On the surface, the #Thanks hashtags recognize Black Alabamians’ heavy lifting, and perhaps that’s progress for some white Americans. But the flip side is that the #Thanks hashtags also expect Black people to do more than their share to rehabilitate white people’s reputations and morality. #Thanks expects Black people, women particularly, to do this unpaid, continual public service to rescue white people from themselves. And it’s performative at heart. But don’t ask your run-of-the-mill white person (or other non-Black people of color) to take a knee or a stand over the holiday ham or tamales with their loved ones in private. Say thanks by giving something—or giving up something—that it may hurt to give or do without.

How to thank Black people? Advocate for living wages. Organize for Medicaid expansion. Don’t move into all-white neighborhoods or formerly majority Black-brown neighborhoods because you can get a brownstone there for pennies on the white dollar you earned, compared with a Black woman’s 63 cents. Support Black-woman-owned businesses and nonprofits, which are a key engine of American entrepreneurship. Ask yourself if your social network looks like pre-Aisha Tyler Friends. Don’t praise Black voters for trying to effect change “the right way” but lose your tongue when Black activists get labeled “Black Identity Extremists” by the FBI for exercising their constitutionally protected right of free expression. Don’t think because you read this article that you should go around saying “magical Negro” or that just because you want to give money to Deep South causes, that you know what’s best for people in those communities (or that Black people didn’t have innovative ideas before you got there).

But most of all, work on something that may require an auspicious alignment of the planets and the hardest labor of all: dismantling white supremacy in our institutions and the institutions you hold dear, like your family.

The election results are in (if not entirely safe from a recount), but the verdict is still out on what white people can and will do to rescue themselves.

So #NoThanks.

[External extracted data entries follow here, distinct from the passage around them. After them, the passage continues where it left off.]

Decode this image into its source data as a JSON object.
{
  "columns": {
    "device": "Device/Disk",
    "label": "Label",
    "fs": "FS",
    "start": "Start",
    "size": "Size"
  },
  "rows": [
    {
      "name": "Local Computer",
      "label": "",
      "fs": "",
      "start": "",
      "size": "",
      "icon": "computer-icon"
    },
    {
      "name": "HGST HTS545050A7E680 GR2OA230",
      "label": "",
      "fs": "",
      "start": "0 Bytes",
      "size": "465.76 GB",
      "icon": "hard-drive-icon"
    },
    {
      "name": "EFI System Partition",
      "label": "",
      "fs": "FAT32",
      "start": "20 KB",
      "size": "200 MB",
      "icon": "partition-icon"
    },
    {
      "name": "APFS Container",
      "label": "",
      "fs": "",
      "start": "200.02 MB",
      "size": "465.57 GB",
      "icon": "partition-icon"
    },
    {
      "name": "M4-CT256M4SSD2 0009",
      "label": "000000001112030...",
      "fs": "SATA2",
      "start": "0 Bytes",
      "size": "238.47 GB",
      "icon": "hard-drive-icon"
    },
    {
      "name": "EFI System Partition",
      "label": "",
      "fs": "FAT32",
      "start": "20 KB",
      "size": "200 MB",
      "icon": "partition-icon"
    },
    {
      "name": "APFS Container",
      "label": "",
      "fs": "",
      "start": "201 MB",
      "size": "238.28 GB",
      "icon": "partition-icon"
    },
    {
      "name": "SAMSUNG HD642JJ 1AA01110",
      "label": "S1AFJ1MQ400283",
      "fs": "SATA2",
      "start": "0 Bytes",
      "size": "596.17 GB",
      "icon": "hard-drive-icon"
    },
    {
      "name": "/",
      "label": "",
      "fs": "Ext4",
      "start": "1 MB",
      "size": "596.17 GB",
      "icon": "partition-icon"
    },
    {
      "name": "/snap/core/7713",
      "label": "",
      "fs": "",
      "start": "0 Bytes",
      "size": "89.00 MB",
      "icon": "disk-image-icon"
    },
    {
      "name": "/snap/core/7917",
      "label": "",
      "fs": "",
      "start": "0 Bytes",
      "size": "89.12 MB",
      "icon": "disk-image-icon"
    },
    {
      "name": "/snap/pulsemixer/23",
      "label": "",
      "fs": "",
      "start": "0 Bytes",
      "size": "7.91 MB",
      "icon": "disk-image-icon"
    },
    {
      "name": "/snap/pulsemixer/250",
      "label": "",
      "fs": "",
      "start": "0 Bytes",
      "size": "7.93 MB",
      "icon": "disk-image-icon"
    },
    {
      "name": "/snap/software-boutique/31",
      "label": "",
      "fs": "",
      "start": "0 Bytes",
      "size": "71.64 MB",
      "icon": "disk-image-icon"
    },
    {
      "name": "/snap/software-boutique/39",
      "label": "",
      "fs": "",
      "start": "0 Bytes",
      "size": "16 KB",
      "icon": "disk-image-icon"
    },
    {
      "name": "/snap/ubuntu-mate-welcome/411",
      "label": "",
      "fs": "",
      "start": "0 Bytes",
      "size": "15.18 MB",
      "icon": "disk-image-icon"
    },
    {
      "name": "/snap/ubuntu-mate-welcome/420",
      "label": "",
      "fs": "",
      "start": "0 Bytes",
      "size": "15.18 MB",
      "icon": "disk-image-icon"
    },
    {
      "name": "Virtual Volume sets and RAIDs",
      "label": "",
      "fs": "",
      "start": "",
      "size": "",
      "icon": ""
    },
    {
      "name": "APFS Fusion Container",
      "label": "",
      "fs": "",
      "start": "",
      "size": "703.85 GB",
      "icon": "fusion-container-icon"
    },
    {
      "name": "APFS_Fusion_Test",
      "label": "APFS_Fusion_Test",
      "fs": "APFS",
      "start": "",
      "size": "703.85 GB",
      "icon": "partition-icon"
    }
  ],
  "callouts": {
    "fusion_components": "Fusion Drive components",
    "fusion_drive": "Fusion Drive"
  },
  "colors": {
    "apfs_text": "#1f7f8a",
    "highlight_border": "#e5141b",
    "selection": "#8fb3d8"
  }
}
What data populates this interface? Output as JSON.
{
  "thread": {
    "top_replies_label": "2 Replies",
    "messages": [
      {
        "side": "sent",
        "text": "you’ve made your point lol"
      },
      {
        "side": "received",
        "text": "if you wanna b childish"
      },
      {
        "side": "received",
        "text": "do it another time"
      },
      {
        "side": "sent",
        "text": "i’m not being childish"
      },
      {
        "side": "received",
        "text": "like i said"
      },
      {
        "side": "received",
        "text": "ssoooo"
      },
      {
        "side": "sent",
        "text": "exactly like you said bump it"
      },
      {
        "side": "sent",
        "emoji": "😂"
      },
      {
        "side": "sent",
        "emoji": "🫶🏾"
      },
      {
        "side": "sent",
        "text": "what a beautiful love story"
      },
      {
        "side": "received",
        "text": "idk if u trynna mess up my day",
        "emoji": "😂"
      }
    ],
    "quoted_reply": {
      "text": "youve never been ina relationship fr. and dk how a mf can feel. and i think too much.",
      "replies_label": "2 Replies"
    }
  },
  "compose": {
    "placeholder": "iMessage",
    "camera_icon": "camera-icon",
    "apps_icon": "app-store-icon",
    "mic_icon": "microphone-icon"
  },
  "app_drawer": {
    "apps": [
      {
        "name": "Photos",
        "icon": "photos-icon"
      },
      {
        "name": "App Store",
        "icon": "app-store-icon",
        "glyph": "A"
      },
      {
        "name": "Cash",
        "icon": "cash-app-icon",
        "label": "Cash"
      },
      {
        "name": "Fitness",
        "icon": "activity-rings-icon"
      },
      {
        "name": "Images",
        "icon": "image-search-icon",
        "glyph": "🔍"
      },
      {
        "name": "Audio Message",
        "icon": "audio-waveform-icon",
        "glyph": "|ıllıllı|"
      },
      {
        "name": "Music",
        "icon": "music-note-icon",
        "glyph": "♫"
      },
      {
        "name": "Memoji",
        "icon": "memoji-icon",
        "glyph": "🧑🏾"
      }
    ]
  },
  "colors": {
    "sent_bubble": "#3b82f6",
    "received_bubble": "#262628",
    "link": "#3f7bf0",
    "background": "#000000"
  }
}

Y’all can miss me with these hashtags. And if you don’t understand the phrase “miss me with that,” the Urban Dictionary makes clear it’s a response when “somebody says something stupid, if someone ugly asks you out, or if you almost get hit by something.” All of these apply. In this case, the ugliness is coming from most of this country, rotten stereotypes that suggest Black Southerners haven’t been doing it themselves without white concern for a long time, and tragically late white gratitude.